Annabel is working as a photographer's assistant at Mark Ostow Photography in Cambridge. Mark Ostow is a portrait photographer who shoots for many national publications and advertising campaigns. She is his second in command and is learning it all. She is going on photo shoots, helping with editing and name it, she's working on it!
Sarah is interning at the Wellesley Animal Hospital, which has been providing dependable veterinary services in Wellesley since 1995. The animal hospital treats cats, dogs, rabbits and even small rodents, offering services such as surgery, ultrasounds, diagnostic imaging, dentistry, small animal boarding and cremation.
Freshmen Visit Museum of Fine Arts    
In their History through Art class with Ms. Delaney, the 9th grade looked at how human beings have expressed themselves through various forms of art from prehistory to the 17th century Dutch Masters. They visited the Museum of Fine Arts to see original great works of art, some of which they had studied in class.
Juniors Aim for their Goal    
During their Parzival main lesson block with Mrs.

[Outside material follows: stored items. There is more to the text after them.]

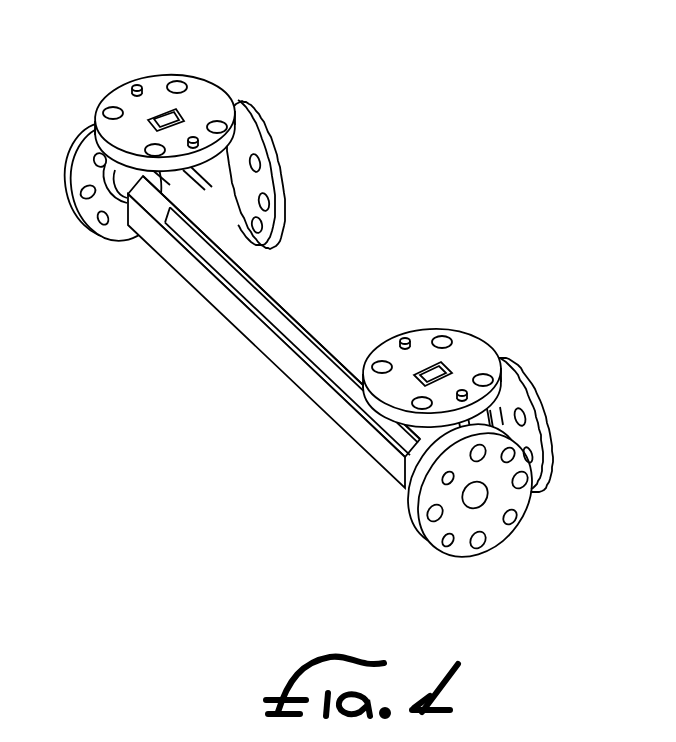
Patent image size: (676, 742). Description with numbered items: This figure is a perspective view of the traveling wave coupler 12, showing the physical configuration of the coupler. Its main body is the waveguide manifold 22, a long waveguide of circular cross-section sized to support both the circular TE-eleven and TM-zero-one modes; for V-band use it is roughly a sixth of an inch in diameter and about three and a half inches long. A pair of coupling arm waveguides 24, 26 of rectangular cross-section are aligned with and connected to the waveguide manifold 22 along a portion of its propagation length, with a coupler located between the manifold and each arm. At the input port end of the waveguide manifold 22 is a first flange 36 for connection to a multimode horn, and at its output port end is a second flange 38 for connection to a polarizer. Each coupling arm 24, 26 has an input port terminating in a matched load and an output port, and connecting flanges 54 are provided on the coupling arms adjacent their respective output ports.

The traveling wave coupler 12 is at (167, 517).
The waveguide manifold 22 is at (274, 332).
The coupling arm waveguide 24 is at (328, 290).
The coupling arm waveguide 26 is at (268, 274).
The first flange 36 is at (66, 194).
The second flange 38 is at (421, 537).
The connecting flange 54 is at (193, 77).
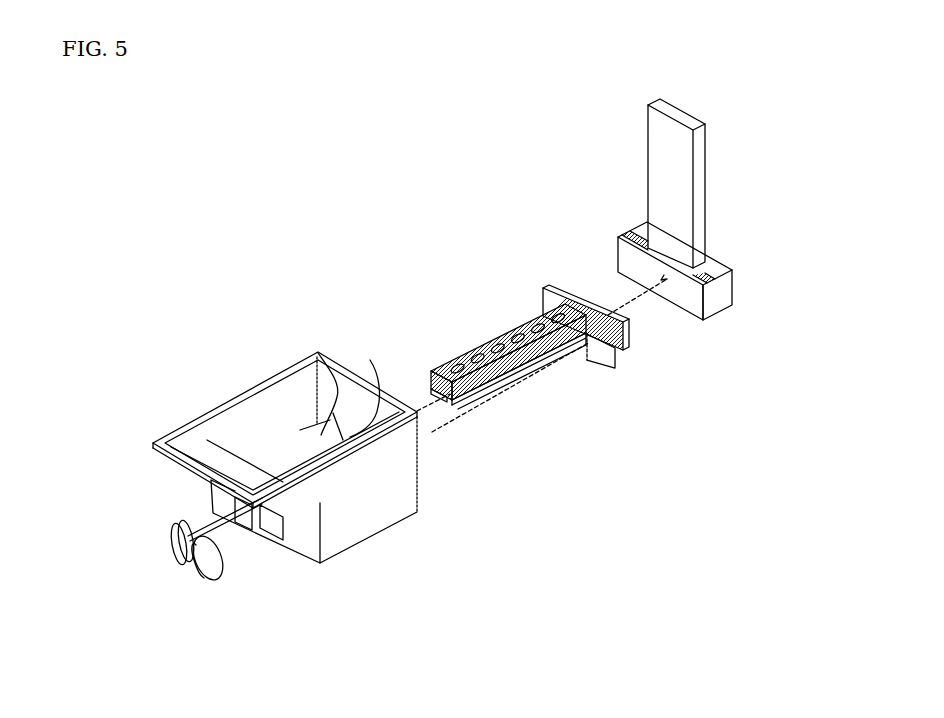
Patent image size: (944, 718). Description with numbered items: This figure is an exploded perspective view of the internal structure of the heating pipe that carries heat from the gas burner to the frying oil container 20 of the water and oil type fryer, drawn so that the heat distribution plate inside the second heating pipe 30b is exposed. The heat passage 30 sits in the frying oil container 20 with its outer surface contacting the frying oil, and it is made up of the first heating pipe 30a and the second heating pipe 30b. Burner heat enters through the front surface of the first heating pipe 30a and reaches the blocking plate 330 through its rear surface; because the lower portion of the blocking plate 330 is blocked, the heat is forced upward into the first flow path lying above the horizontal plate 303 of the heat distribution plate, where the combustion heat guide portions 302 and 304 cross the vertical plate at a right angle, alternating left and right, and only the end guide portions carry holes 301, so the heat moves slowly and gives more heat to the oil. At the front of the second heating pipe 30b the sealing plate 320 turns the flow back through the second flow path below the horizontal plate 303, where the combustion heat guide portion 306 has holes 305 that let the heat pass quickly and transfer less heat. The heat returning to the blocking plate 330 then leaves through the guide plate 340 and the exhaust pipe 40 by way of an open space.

The frying oil container 20 is at (268, 403).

White, the 11th grade spent one morning with our athletic director, Ralph Brooks, experiencing physically through archery and javelin throwing what it means to aim for something and then let go to reach a goal, an idea that they explored in class in with their study of the story of Parzival. Through studying Parzival's journey, they explored their own journey through life in aspects such as: separation from what we know, reflection on what we do, acknowledging our expanding orbits of experience, recognition of our effects on others and the world , and ultimately compassion for others as a necessary part of becoming truly human.